A GPU based implementation of Center Surround Distribution Distance Algorithm for Feature Recognition

Open Access
Rathi, Aditi
Graduate Program:
Electrical Engineering
Master of Science
Document Type:
Master Thesis
Date of Defense:
September 29, 2009
Committee Members:
  • Vijaykrishnan Narayanan, Thesis Advisor
  • Kenneth Jenkins, Thesis Advisor
  • HPC
  • Acceleration
  • CUDA
  • CSDD
  • GPU
General purpose GPU programming environments like NVIDIA CUDA provide universal access to computing performance that was once only available to super-computers. The availability of such computational power has fostered the creation and re-deployment of algorithms, new and old, creating entirely new classes of applications. In this thesis, a GPU implementation of the Center-Surround Distribution Distance (CSDD) algorithm for feature recognition within images and video frames is presented.

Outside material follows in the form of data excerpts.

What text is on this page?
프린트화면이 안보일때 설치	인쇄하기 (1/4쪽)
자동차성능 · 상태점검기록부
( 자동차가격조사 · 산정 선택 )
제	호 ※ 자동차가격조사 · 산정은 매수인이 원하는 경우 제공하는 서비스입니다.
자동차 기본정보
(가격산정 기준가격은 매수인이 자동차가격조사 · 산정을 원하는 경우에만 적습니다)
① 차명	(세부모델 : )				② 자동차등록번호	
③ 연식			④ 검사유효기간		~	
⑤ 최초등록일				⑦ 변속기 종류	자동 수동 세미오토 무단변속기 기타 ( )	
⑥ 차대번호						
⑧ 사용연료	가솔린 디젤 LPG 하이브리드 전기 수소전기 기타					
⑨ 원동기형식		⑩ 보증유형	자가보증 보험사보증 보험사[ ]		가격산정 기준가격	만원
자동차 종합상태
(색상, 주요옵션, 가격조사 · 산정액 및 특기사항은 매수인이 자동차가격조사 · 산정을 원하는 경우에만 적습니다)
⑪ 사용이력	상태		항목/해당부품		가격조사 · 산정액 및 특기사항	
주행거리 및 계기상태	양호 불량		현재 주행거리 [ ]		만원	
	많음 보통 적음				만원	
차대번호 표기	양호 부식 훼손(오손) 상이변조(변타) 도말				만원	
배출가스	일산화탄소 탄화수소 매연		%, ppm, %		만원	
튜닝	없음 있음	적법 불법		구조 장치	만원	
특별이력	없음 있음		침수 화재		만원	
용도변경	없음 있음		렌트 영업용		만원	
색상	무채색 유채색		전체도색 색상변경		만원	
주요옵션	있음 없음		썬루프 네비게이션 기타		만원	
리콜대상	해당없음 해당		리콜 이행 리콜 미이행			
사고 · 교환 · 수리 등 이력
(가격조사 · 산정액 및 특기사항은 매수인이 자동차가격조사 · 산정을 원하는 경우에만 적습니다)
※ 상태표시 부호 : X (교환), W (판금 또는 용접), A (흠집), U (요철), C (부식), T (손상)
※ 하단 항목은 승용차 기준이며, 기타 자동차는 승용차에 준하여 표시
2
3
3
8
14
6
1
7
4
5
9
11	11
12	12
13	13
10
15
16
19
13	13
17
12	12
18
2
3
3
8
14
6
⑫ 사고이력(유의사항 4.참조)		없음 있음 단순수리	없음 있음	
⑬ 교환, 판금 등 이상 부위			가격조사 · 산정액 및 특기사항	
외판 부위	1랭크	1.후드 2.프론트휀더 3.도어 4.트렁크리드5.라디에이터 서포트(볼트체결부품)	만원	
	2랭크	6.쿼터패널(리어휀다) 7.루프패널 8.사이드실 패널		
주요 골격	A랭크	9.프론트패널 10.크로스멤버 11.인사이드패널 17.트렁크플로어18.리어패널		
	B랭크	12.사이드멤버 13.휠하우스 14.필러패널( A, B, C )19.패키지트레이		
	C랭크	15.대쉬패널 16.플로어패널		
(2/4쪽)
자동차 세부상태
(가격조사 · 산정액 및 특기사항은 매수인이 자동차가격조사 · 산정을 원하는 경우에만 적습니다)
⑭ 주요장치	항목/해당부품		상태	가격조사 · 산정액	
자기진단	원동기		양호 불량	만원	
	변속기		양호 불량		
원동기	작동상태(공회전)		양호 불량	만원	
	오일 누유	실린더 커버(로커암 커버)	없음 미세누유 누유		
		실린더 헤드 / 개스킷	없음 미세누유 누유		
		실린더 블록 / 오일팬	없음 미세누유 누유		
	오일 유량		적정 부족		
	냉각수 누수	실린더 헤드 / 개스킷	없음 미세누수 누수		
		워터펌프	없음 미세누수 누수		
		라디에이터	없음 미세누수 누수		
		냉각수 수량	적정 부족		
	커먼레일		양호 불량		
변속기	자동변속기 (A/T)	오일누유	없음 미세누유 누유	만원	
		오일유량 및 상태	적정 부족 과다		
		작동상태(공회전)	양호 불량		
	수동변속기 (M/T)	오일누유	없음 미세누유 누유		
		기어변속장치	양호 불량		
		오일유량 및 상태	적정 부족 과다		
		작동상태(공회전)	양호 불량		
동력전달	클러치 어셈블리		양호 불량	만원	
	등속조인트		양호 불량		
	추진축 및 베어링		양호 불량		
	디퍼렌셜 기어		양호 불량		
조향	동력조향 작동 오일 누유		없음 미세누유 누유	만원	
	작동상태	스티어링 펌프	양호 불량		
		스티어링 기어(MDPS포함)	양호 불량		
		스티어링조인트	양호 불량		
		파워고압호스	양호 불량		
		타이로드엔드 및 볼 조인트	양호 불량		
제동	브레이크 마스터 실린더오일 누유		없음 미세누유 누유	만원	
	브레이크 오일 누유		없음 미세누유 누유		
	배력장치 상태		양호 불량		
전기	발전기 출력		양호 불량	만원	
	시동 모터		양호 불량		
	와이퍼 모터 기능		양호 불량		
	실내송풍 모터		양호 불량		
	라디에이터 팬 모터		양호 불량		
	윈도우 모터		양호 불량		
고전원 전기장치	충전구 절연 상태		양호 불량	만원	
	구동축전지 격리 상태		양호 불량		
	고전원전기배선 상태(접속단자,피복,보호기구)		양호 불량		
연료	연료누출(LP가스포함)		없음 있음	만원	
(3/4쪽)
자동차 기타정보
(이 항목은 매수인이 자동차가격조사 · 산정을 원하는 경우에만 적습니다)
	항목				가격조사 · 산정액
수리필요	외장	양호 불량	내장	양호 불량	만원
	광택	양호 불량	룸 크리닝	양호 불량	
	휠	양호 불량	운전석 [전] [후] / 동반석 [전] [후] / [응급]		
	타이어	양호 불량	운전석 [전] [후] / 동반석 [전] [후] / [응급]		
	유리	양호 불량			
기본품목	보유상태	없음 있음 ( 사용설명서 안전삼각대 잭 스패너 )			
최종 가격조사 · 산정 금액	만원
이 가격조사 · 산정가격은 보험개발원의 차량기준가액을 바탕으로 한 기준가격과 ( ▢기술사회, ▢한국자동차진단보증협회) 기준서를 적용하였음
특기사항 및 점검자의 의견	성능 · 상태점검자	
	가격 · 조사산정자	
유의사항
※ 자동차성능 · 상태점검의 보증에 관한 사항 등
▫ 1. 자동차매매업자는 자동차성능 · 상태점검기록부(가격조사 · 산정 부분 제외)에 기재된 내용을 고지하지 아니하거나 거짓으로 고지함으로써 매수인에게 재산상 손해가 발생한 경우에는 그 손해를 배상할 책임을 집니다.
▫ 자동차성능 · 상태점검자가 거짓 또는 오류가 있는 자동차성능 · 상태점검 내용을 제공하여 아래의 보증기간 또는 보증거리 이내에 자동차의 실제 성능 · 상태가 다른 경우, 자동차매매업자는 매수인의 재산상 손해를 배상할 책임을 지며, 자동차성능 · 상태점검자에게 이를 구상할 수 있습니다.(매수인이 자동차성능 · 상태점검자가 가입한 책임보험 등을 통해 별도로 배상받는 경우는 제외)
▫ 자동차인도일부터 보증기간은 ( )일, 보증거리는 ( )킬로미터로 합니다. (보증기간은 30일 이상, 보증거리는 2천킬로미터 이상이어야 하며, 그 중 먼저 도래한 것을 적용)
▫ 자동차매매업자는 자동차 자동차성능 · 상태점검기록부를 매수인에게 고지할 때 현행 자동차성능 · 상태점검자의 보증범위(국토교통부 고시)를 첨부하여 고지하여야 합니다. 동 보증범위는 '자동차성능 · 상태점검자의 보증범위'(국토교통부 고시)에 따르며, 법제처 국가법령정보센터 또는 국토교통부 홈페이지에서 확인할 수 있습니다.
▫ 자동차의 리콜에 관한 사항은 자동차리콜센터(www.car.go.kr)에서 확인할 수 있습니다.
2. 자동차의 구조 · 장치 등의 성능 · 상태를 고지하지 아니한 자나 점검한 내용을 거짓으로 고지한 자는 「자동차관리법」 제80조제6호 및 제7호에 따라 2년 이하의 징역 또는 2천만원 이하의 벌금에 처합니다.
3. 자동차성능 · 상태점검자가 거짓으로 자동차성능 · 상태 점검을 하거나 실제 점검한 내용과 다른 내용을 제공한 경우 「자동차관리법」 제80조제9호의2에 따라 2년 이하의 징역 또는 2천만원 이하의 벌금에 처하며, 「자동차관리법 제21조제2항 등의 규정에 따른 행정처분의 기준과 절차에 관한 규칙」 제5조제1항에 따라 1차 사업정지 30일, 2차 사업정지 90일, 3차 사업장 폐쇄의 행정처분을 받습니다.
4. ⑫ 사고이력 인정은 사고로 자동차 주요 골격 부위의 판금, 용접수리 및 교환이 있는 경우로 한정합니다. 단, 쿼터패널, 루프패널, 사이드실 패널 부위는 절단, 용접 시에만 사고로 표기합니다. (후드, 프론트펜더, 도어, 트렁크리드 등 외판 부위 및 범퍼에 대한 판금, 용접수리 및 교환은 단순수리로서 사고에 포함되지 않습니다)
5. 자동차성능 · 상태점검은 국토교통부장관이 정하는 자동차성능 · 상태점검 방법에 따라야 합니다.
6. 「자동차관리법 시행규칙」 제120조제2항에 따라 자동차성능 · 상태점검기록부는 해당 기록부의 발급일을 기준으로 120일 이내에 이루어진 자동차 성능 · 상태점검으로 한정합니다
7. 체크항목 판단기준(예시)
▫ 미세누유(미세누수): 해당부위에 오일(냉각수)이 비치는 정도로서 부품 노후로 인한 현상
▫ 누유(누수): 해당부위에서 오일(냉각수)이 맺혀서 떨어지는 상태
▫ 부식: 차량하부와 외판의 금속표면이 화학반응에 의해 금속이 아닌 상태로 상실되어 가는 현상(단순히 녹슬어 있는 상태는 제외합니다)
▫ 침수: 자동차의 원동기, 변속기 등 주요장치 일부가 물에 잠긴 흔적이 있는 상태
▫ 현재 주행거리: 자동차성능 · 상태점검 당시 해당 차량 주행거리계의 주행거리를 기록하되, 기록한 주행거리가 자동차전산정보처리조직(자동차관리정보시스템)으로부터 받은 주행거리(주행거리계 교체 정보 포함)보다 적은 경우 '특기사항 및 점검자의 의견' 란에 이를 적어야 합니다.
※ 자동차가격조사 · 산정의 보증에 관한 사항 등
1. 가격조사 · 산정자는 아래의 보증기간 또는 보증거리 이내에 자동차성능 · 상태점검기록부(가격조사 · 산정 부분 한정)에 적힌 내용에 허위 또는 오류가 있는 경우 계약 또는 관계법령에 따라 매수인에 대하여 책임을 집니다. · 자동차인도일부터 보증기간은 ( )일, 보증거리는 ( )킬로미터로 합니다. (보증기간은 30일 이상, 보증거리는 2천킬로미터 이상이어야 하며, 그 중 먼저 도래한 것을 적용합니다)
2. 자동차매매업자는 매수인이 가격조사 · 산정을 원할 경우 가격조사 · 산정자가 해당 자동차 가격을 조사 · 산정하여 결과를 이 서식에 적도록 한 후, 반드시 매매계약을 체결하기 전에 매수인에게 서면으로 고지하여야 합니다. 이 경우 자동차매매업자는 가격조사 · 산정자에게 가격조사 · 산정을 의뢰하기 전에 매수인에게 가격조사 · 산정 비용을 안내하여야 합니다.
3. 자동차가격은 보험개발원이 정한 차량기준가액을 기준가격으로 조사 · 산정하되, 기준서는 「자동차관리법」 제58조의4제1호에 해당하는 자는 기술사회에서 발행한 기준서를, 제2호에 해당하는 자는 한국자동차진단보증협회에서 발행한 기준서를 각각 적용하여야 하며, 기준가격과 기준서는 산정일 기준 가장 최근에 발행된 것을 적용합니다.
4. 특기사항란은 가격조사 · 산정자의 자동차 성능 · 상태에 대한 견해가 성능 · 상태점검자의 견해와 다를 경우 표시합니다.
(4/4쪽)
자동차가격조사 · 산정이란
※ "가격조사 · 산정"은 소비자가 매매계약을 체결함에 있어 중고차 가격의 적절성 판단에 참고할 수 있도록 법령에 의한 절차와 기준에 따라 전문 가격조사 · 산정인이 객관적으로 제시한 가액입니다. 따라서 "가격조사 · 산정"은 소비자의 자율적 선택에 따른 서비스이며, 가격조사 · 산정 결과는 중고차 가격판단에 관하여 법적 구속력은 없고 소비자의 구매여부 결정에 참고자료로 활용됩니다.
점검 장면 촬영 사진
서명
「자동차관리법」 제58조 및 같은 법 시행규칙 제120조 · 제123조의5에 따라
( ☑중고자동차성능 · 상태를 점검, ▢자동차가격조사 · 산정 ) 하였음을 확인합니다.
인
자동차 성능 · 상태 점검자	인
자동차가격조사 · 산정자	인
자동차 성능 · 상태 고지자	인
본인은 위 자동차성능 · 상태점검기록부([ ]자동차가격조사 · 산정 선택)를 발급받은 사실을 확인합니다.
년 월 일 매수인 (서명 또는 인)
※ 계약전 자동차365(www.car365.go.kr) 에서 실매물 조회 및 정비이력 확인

While an optimized CPU implementation requires anywhere from several seconds to tens of minutes to perform analysis of an image, the GPU based approach has the potential to improve upon this by up to 28X within acceptable accuracy. This thesis presents a scalable parallel computing model for the CSDD application and quantifies the impact of different CUDA optimizations on it. The experiments involved in the course of this implementation unleash almost all the capabilities and limitations of GPU for the application for a non-traditional problem like CSDD. The implementation shows promise of achieving real-time speeds with enhanced CUDA provisions for synchronization (the design bottleneck for CSDD), faster accesses of GPU memories (the performance bottleneck for CSDD) and, faster double precision computations (the computational speed bottleneck for CSDD because of limited double precision units per SM). Thus this work also establishes the suitability of GPU for similar data-intensive and data-dependent problems.